Some Things I Learned From Malcolm Gladwell’s “Outliers”

June 11, 2009

Picture 24

I just finish Malcolm Gladwell’s Outliers: The Story of Success, which I think ranks between his Tipping Point and Blink. It’s really short, so it feels a little light on content. But it’s still a Malcolm Gladwell piece, meaning it has really interesting ideas conveyed with surprising and compelling examples. 

Here are the few ideas that struck me, that I can’t wait to drop at my next cocktail party:

  • Mitigated Speech: The chapter “The Ethnic Theory of Plane Crashes” describes the central role mitigated speech (the ways in which we soften the meaning of what we’re saying…for example, when your boss says, “We should probably rewrite this report,” it’s mitigated speech meaning, “Rewrite this report, now”) plays in cockpit conversations just before a plane crashes.

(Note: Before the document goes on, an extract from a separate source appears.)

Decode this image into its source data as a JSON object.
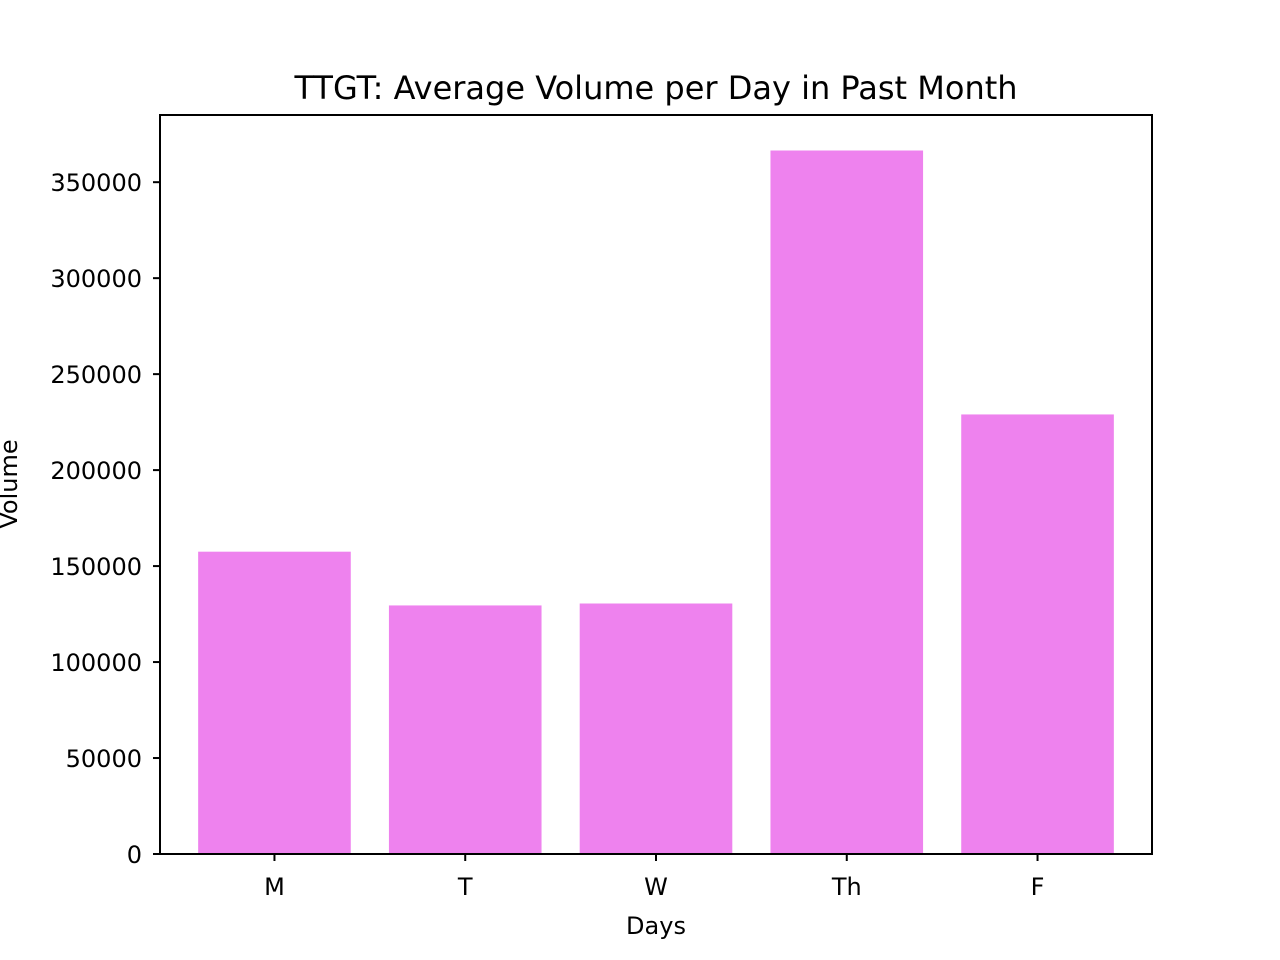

Gladwell reviews transcripts from black box recordings to show how mitigated speech gets in the way of the clear and direct communication that needs to happen in desperate situations.
  • Power Distance Index (PDI): The same chapter continues to describe how mitigated speech can be a function of one’s culturally-inherited notions of authority. Gladwell brings in a study that measured a country’s deference to authority, and then ranked those countries. It turns out, those countries with a high deference to authority, or PDI, (Korea and Colombia) correlate with the amount of plane crashes its pilots have.
  • Transmitter vs. Receiver Orientation: The more deferent you are to an authority figure, more that communication between an authority and an underling has a receiver orientation (meaning the onus is on the listener-underling to figure out what the speaker-transmitter is trying to say…which to me explains the impenetrability of French and German philosophy, both countries with high PDI’s). Countries with low PDIs (U.S.), communication has a transmitter orientation, meaning the onus is on the speaker to make himself understood (which explains my own mania about being understood). 

The overall story the book tells is about how context and contingency play the determining factors in one’s success. Bill Gates is a success not because his personality guaranteed he would be successful, but because he had certain material advantages and got lucky.

However, in our culture, we personalize success in such a way that we fail to recognize the role context plays. Thus, we have debilitating notions that one’s success has everything to do with the kind of person they are. If one is not destined to be successful, they’re doomed. However, if we give someone the same advantages and surroundings of a successful person, their chances of achieving increases significantly.

This is very much a nurture argument, but not without tipping its hat to nature.